COS 8-4
Managing northern hardwood forests for carbon storage through structural complexity enhancement: Effects on aboveground carbon pools

Monday, August 10, 2015: 3:40 PM
322, Baltimore Convention Center
Sarah E. Ford, Rubenstein School of Environment and Natural Resources, University of Vermont, Burlington, VT
William S. Keeton, Rubenstein School of Environment and Natural Resources, University of Vermont, Burlington, VT

Forest management practices emphasizing structural complexity are of interest across the northern forest region of the United States because of their potential to enhance carbon storage. Our research is nested within a long-term study testing how disturbance-based silvicultural treatments affect aboveground biomass development and carbon fluxes in northern hardwood forests. We are testing the hypothesis that biomass development (carbon storage) will be greater in structural complexity enhancement (SCE) treatments when compared to conventional uneven-aged treatments. SCE treatments were compared against selection systems (single- tree and group) modified to retain elevated structure. Manipulations and controls were replicated across 2-hectare treatment units at two study areas in Vermont, USA. Data on aboveground biomass pools (live trees and coarse woody material, standing and downed) were collected pre- and post-harvest then again a decade later in 2013. Species-specific allometric equations were used to estimate biomass. We used the Forest Vegetation Simulator to project “no-treatment” baselines specific to treatment units, allowing measured carbon responses to be normalized relative to differences in site-specific characteristics and pre-treatment conditions. The relative influence of treatment versus alternative sources of variability in carbon responses were evaluated through AIC analysis. 

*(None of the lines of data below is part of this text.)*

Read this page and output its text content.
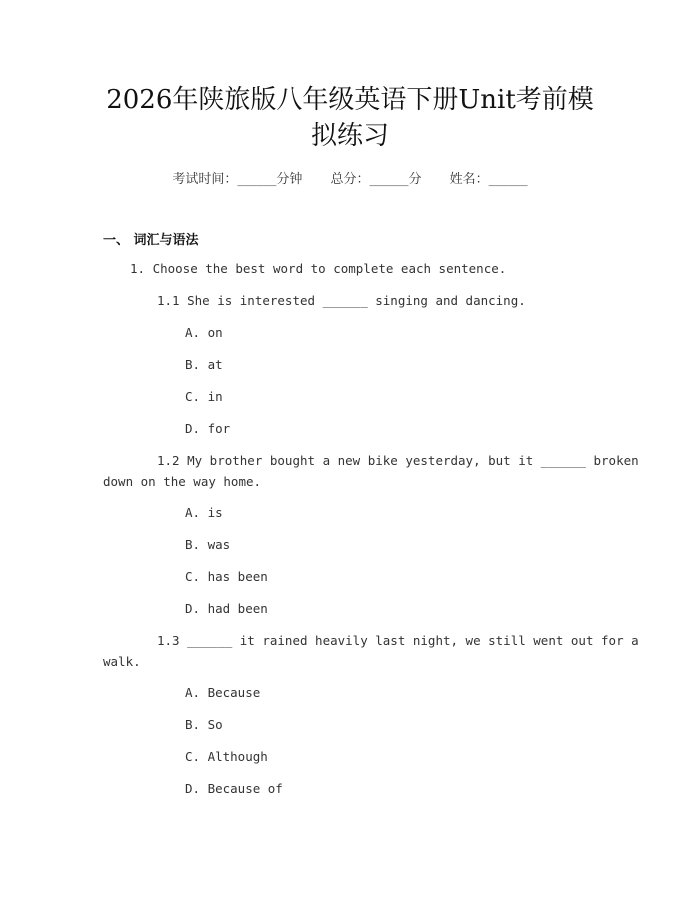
2026年陕旅版八年级英语下册Unit考前模
拟练习
考试时间：______分钟 总分：______分 姓名：______
一、 词汇与语法
1. Choose the best word to complete each sentence.
1.1 She is interested ______ singing and dancing.
A. on
B. at
C. in
D. for
1.2 My brother bought a new bike yesterday, but it ______ broken
down on the way home.
A. is
B. was
C. has been
D. had been
1.3 ______ it rained heavily last night, we still went out for a
walk.
A. Because
B. So
C. Although
D. Because of
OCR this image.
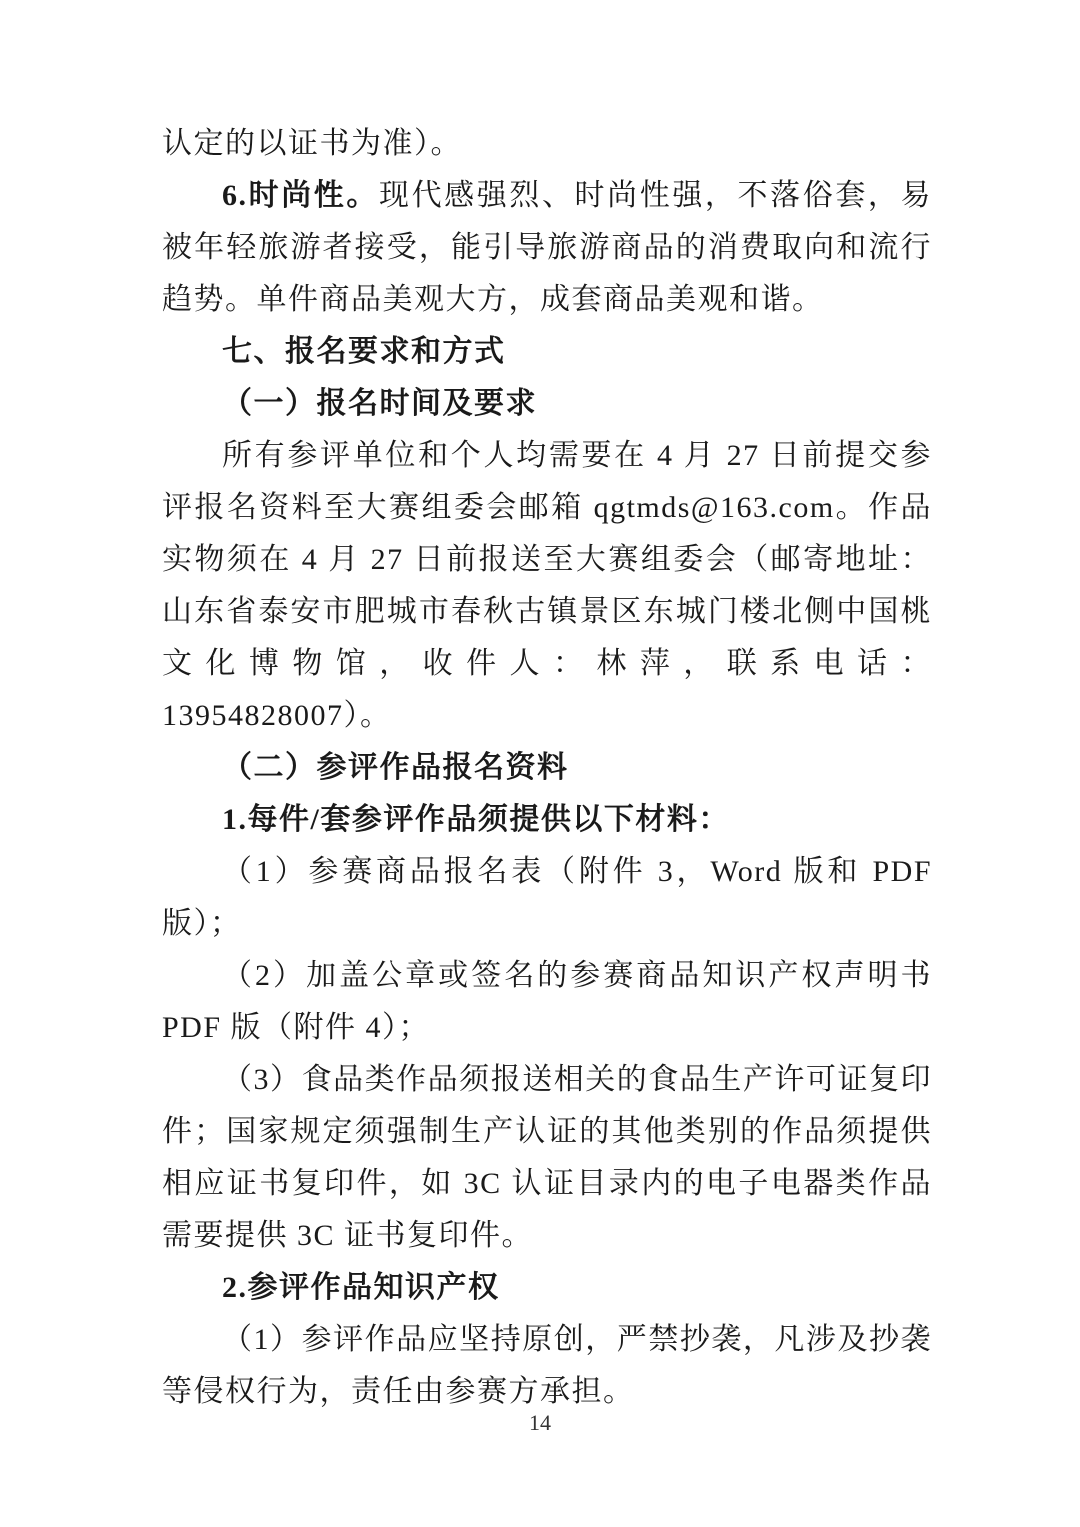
认定的以证书为准）。

6.时尚性。现代感强烈、时尚性强，不落俗套，易被年轻旅游者接受，能引导旅游商品的消费取向和流行趋势。单件商品美观大方，成套商品美观和谐。

七、报名要求和方式

（一）报名时间及要求

所有参评单位和个人均需要在 4 月 27 日前提交参评报名资料至大赛组委会邮箱 qgtmds@163.com。作品实物须在 4 月 27 日前报送至大赛组委会（邮寄地址：山东省泰安市肥城市春秋古镇景区东城门楼北侧中国桃文化博物馆，收件人：林萍，联系电话：13954828007）。

（二）参评作品报名资料

1.每件/套参评作品须提供以下材料：

（1）参赛商品报名表（附件 3，Word 版和 PDF 版）；

（2）加盖公章或签名的参赛商品知识产权声明书 PDF 版（附件 4）；

（3）食品类作品须报送相关的食品生产许可证复印件；国家规定须强制生产认证的其他类别的作品须提供相应证书复印件，如 3C 认证目录内的电子电器类作品需要提供 3C 证书复印件。

2.参评作品知识产权

（1）参评作品应坚持原创，严禁抄袭，凡涉及抄袭等侵权行为，责任由参赛方承担。

14
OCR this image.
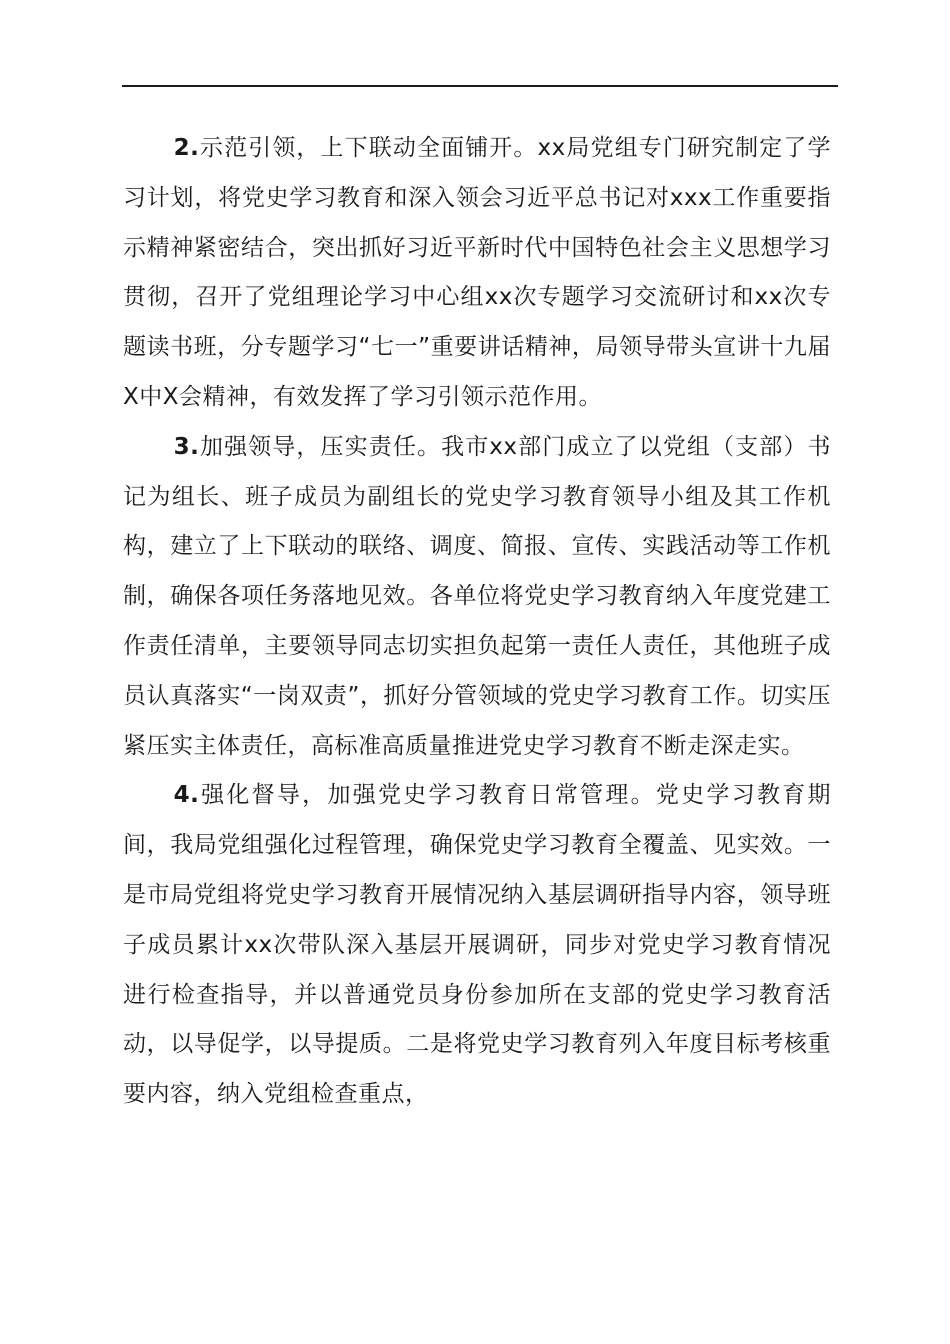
2.示范引领，上下联动全面铺开。xx局党组专门研究制定了学习计划，将党史学习教育和深入领会习近平总书记对xxx工作重要指示精神紧密结合，突出抓好习近平新时代中国特色社会主义思想学习贯彻，召开了党组理论学习中心组xx次专题学习交流研讨和xx次专题读书班，分专题学习“七一”重要讲话精神，局领导带头宣讲十九届X中X会精神，有效发挥了学习引领示范作用。

3.加强领导，压实责任。我市xx部门成立了以党组（支部）书记为组长、班子成员为副组长的党史学习教育领导小组及其工作机构，建立了上下联动的联络、调度、简报、宣传、实践活动等工作机制，确保各项任务落地见效。各单位将党史学习教育纳入年度党建工作责任清单，主要领导同志切实担负起第一责任人责任，其他班子成员认真落实“一岗双责”，抓好分管领域的党史学习教育工作。切实压紧压实主体责任，高标准高质量推进党史学习教育不断走深走实。

4.强化督导，加强党史学习教育日常管理。党史学习教育期间，我局党组强化过程管理，确保党史学习教育全覆盖、见实效。一是市局党组将党史学习教育开展情况纳入基层调研指导内容，领导班子成员累计xx次带队深入基层开展调研，同步对党史学习教育情况进行检查指导，并以普通党员身份参加所在支部的党史学习教育活动，以导促学，以导提质。二是将党史学习教育列入年度目标考核重要内容，纳入党组检查重点，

Results suggest that 10 years post-harvest, downed log and standing dead (coarse woody material) carbon pools are significantly (P=0.014) greater in SCE treated areas than in conventionally treated and untreated areas. Structural complexity enhancement treatments contained 12.67 Mg ha-1 carbon in coarse woody material (CWM) compared to 6.61 Mg ha-1 in conventional treatments and 8.84 Mg ha-1 in areas with no treatment. This produced a 66% increase in the amount of CWM carbon in SCE treatments over conventional treatments and 36% increase over areas with no treatment. Total aboveground biomass (live tree and CWM) 10 years post-harvest was 110.88 Mg ha-1 in SCE treatments, 80.80 Mg ha-1 in conventional treatments, and 132.66 Mg ha-1 in untreated controls. Aboveground biomass in SCE units was 17% below that of untreated areas compared to conventional treatment aboveground biomass, which was 49% below areas with no treatment. Top ranked AIC models predicting aboveground carbon storage included treatment as well as site-specific variables, suggesting a strong influence of both on carbon pools. These results suggest the ability of structural enhancement silvicultural treatments to increase carbon storage in aboveground biomass pools relative to conventional treatments. Structural complexity enhancement offers an alternative for sustainable forest management integrating carbon storage, associated climate change mitigation benefits, and late-successional biodiversity.